Experiment 3 Stimuli
Graspable objects (T1 and T2): comb, cup, fork, frying pan, hammer, jug, paint brush, paint roller, pliers, scissors, screwdriver, spoon, teapot, watering can, wrench.
Nongraspable objects (T1 and T2): book, bookcase, boot, chair, chessboard, clock, desk, drawers, fan, hat, helmet, lamp, mailbox, rug, speaker.
This research was supported by Discovery Project grants DP120102299 and DP160102871 from the Australian Research Council as well as a Future Fellowship (FT0992123) awarded to I. M. Harris.
Reprint requests should be sent to Dr. Irina M. Harris, School of Psychology, Brennan-MacCallum Building A18, University of Sydney NSW 2006, Australia, or via e-mail: email@example.com.
Here and in subsequent experiments, we used ANOVA to analyze the accuracy data.
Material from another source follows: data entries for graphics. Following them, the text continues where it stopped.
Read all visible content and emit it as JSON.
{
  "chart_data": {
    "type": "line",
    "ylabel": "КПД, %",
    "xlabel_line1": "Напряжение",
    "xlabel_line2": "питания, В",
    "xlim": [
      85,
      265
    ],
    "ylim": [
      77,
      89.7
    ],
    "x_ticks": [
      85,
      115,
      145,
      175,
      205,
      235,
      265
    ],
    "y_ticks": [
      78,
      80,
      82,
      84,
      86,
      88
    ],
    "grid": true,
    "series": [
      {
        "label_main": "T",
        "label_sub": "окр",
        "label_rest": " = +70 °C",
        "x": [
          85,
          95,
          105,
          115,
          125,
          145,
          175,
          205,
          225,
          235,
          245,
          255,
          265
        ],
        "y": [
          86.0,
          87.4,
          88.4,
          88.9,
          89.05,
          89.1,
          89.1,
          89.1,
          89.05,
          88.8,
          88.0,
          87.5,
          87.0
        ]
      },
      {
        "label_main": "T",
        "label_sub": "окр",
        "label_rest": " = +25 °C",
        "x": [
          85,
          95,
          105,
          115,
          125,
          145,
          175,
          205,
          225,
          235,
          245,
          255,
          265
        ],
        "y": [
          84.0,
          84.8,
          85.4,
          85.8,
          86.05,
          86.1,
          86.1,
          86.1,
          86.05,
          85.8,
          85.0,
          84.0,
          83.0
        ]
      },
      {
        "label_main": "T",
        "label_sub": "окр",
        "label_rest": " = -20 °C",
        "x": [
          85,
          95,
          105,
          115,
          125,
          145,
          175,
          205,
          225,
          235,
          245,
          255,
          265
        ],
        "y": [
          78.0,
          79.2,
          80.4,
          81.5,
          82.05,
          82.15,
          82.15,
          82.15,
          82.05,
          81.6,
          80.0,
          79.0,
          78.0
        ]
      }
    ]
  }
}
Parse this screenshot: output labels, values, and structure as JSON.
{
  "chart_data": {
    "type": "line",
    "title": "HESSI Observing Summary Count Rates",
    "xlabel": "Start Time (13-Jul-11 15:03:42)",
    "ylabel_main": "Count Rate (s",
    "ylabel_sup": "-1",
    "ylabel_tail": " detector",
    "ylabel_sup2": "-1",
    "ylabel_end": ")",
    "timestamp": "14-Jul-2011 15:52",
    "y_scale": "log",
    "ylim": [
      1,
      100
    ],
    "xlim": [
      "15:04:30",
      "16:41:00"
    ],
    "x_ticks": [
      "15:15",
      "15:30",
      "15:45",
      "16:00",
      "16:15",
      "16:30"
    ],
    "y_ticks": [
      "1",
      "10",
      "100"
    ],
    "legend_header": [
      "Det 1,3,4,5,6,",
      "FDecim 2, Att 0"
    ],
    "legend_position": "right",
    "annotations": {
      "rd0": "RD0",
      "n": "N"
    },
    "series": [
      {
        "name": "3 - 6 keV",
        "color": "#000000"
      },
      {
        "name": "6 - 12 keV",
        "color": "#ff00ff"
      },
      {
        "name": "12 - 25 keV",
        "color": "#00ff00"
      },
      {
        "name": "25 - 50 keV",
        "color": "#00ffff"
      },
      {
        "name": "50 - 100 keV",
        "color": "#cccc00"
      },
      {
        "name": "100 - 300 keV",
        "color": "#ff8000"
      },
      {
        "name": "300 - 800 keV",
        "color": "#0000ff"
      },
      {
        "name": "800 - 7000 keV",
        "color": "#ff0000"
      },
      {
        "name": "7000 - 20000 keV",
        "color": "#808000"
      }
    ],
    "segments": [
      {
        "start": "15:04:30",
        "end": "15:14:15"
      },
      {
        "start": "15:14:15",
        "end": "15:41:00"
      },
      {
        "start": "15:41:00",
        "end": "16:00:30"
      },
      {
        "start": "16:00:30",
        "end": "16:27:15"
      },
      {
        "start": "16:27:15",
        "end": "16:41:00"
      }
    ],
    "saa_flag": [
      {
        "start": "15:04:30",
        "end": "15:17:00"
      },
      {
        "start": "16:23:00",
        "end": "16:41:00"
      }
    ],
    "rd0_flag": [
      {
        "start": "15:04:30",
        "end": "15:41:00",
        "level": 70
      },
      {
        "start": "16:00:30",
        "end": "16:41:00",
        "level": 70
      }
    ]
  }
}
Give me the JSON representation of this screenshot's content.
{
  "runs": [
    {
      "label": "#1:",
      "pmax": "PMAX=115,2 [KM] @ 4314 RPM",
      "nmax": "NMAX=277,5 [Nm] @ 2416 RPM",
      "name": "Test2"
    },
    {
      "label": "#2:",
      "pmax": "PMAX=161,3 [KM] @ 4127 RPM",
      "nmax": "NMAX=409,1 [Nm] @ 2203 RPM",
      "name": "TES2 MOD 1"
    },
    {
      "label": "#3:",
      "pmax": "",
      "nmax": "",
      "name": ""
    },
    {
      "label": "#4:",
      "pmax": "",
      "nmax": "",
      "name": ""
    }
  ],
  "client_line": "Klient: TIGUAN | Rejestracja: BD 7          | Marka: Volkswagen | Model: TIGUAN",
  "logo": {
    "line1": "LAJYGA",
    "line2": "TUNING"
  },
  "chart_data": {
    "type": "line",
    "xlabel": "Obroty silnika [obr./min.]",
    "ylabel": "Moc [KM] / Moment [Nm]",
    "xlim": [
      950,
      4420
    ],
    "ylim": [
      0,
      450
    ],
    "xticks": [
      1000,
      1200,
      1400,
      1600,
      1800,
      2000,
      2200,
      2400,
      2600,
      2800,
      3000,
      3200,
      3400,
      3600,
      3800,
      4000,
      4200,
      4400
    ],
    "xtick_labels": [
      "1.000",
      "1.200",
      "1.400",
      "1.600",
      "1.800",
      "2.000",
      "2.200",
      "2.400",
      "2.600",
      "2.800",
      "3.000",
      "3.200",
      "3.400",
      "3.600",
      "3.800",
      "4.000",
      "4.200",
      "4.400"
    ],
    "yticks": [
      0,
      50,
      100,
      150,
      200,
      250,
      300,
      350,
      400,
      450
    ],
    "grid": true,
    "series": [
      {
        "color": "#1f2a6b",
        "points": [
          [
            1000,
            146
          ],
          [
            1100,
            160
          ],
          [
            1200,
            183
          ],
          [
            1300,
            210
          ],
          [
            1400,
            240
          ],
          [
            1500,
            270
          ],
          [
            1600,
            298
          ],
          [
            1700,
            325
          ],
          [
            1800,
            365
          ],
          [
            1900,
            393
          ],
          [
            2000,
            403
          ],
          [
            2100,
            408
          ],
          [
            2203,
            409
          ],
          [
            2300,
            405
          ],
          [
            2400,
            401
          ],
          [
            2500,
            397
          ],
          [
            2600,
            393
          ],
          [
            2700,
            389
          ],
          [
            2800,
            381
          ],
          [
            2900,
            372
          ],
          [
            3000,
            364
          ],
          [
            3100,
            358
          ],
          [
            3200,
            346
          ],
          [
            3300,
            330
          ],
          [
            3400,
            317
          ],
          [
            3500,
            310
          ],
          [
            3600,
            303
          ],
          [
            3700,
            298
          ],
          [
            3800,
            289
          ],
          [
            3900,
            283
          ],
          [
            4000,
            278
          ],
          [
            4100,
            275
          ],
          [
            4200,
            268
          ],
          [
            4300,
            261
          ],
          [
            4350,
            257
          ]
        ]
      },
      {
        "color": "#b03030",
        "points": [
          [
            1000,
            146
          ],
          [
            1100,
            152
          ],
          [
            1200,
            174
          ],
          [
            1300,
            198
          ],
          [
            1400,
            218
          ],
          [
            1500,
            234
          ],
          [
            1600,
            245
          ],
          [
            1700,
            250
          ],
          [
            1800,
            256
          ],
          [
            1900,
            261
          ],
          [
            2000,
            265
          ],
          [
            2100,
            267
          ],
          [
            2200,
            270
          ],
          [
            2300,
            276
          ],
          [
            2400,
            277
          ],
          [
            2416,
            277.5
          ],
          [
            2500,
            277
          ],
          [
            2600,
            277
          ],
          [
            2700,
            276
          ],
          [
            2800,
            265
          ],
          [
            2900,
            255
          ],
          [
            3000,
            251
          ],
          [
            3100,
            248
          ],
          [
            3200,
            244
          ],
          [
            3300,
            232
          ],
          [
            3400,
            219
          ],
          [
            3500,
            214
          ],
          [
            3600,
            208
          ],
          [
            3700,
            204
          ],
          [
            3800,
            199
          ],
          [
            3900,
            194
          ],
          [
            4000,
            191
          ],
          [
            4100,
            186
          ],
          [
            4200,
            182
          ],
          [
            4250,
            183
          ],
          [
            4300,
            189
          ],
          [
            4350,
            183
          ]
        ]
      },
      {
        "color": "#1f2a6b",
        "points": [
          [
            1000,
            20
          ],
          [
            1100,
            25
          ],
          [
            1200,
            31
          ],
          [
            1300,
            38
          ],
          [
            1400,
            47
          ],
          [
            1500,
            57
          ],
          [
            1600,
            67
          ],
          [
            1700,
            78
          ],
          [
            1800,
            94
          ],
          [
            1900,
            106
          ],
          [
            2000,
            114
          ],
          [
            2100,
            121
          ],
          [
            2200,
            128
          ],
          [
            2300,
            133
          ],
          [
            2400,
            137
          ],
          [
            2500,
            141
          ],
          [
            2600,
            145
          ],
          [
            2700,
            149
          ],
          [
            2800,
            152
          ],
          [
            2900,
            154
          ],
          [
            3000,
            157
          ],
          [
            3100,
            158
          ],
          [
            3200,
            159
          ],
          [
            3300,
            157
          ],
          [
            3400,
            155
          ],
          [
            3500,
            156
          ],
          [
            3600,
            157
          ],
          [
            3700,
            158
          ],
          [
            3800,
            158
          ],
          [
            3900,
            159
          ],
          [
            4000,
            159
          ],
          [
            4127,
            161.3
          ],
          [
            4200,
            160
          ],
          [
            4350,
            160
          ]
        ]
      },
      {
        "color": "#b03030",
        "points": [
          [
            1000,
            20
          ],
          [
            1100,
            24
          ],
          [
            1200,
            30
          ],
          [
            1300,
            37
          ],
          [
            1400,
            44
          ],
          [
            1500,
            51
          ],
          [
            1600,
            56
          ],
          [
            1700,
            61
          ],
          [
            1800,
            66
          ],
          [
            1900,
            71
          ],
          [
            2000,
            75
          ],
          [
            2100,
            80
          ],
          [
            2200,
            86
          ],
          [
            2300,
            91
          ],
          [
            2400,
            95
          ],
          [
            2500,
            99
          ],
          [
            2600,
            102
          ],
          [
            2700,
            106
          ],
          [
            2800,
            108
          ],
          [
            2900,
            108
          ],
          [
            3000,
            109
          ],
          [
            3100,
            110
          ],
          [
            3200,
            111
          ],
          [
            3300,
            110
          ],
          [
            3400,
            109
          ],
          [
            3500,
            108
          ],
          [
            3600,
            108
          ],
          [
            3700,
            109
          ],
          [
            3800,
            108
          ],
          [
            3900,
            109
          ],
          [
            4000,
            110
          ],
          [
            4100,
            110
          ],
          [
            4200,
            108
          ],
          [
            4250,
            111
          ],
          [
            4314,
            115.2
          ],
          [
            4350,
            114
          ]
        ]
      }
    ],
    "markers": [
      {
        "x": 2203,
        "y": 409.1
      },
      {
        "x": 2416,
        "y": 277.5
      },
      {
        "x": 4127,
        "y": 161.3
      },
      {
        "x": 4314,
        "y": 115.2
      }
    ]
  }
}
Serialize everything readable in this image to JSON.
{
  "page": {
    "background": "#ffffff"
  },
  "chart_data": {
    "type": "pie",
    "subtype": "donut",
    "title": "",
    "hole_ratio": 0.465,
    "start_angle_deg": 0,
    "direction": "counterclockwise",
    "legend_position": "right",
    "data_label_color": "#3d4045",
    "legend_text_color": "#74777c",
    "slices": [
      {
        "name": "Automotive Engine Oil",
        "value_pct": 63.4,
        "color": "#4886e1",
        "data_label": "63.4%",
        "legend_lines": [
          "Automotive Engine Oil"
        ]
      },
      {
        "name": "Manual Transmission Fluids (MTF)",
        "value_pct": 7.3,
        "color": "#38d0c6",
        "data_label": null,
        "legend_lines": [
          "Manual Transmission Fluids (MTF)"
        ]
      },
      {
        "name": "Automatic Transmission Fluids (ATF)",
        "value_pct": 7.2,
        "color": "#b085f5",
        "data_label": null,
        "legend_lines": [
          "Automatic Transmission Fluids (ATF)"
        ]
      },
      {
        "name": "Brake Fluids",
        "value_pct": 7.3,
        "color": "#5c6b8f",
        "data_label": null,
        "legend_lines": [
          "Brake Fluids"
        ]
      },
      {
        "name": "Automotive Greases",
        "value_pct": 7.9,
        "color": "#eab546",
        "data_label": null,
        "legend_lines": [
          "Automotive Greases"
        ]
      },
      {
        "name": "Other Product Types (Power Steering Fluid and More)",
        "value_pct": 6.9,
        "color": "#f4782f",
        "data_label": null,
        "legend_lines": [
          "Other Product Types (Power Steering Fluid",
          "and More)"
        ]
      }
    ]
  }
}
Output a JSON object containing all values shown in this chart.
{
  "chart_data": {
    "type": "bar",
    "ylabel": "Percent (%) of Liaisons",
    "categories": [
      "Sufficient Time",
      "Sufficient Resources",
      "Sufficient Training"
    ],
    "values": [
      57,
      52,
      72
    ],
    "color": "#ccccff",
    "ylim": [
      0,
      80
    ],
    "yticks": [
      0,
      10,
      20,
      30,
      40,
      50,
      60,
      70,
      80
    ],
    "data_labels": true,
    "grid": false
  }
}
Although it could be argued that a generalized linear mixed-model analysis might be more appropriate given the nature of the data, we opted to use ANOVA because it has greater currency in this literature and the identification accuracy was not the main focus of this study. Accuracy results were used to verify that participants were able to identify the objects under brief exposure in Experiment 1 and experienced an AB (i.e., accuracy at short SOA lower than that at long SOA) in Experiments 2 and 3. For this purpose, an ANOVA yields accurate information.